Nader was indicted in 1985 with two counts of importing obscene material after a package delivered to his company included photos of nude boys “engaged in a variety of sexual acts,” according to court documents.
Nader pleaded not guilty, and the charges were eventually dismissed after evidence was seized from his home under a warrant that was later considered too broad, the Atlantic first reported. 
While the political operative “vigorously denies the allegations,” according to his lawyer, it remains unclear whether the Trump administration was aware of the charges given his visits to the White House, where he met with Jared Kushner and Steve Bannon.
Nader, who is a close adviser to the UAE’s de facto ruler Mohammed bin Zayed, has been cooperating with Mueller’s probe, according to the New York Times. 
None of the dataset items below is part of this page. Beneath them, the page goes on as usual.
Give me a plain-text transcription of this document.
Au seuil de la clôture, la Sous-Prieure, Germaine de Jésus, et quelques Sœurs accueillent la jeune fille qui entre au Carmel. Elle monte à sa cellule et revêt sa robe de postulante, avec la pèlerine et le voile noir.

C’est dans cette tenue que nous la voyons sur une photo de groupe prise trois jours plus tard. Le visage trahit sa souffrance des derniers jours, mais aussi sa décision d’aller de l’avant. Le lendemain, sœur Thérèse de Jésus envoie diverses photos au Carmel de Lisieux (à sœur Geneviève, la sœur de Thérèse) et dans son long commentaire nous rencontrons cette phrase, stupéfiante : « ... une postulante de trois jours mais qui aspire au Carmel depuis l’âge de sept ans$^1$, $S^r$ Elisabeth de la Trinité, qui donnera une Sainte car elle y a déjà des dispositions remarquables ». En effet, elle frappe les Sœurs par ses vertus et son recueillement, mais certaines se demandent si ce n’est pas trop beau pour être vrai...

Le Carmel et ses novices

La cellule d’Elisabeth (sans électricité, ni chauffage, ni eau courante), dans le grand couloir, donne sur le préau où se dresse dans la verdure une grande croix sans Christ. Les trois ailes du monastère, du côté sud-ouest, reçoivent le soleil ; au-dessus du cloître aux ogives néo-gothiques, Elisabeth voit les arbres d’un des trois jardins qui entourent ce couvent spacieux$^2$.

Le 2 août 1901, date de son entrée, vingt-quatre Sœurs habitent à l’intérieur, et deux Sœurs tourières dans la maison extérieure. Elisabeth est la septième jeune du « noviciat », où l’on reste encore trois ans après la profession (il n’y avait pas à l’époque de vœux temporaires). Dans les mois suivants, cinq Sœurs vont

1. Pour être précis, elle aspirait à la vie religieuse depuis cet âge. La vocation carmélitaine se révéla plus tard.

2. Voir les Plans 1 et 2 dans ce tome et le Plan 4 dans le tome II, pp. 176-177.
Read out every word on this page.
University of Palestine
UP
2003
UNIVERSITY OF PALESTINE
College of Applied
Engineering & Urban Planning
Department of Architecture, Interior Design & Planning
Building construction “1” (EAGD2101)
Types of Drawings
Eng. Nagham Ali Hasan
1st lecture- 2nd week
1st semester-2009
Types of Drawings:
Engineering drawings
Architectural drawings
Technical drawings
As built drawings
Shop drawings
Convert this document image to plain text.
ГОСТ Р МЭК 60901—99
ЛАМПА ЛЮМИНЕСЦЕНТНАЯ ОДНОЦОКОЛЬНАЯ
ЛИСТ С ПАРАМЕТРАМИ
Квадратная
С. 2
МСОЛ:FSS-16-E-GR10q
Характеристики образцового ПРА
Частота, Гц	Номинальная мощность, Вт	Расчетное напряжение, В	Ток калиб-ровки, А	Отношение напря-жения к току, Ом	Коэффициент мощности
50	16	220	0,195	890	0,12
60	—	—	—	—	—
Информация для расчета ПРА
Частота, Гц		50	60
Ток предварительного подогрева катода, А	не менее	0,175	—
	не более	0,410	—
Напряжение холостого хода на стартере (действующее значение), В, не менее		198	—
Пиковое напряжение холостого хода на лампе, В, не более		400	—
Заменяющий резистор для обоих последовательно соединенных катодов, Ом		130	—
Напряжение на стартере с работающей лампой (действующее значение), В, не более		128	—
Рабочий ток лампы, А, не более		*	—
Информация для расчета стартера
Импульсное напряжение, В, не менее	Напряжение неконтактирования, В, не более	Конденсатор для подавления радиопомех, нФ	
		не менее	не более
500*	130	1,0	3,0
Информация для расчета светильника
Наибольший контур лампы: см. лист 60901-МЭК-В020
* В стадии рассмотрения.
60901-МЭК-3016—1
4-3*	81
The 58-year-old testified before a grand jury last week after he was stopped at Washington Dulles International Airport in January on his way to Mar-a-Lago and served search warrants and a grand jury subpoena, according to two people who spoke to the Times.
The special counsel is looking into the possibility Nader funneled money into the Trump campaign to buy political influence on behalf of the UAE, according to the Times. 
Nader was also in Seychelles on Jan. 11, 2017, when Erik Prince, an informal adviser to Trump’s team during the transition, met with Kirill Dmitriev, a former banker thought to be a representative for Russian President Vladimir Putin.
Mueller has gathered evidence that the meeting, which Prince previously described as incidental, was an effort to establish a back channel between the Kremlin and the incoming administration, the Washington Post reported.
The UAE brokered the meeting in an effort to get Moscow to distance itself from Iran in exchange for the U.S. to ease sanctions on Russia, according to the Post.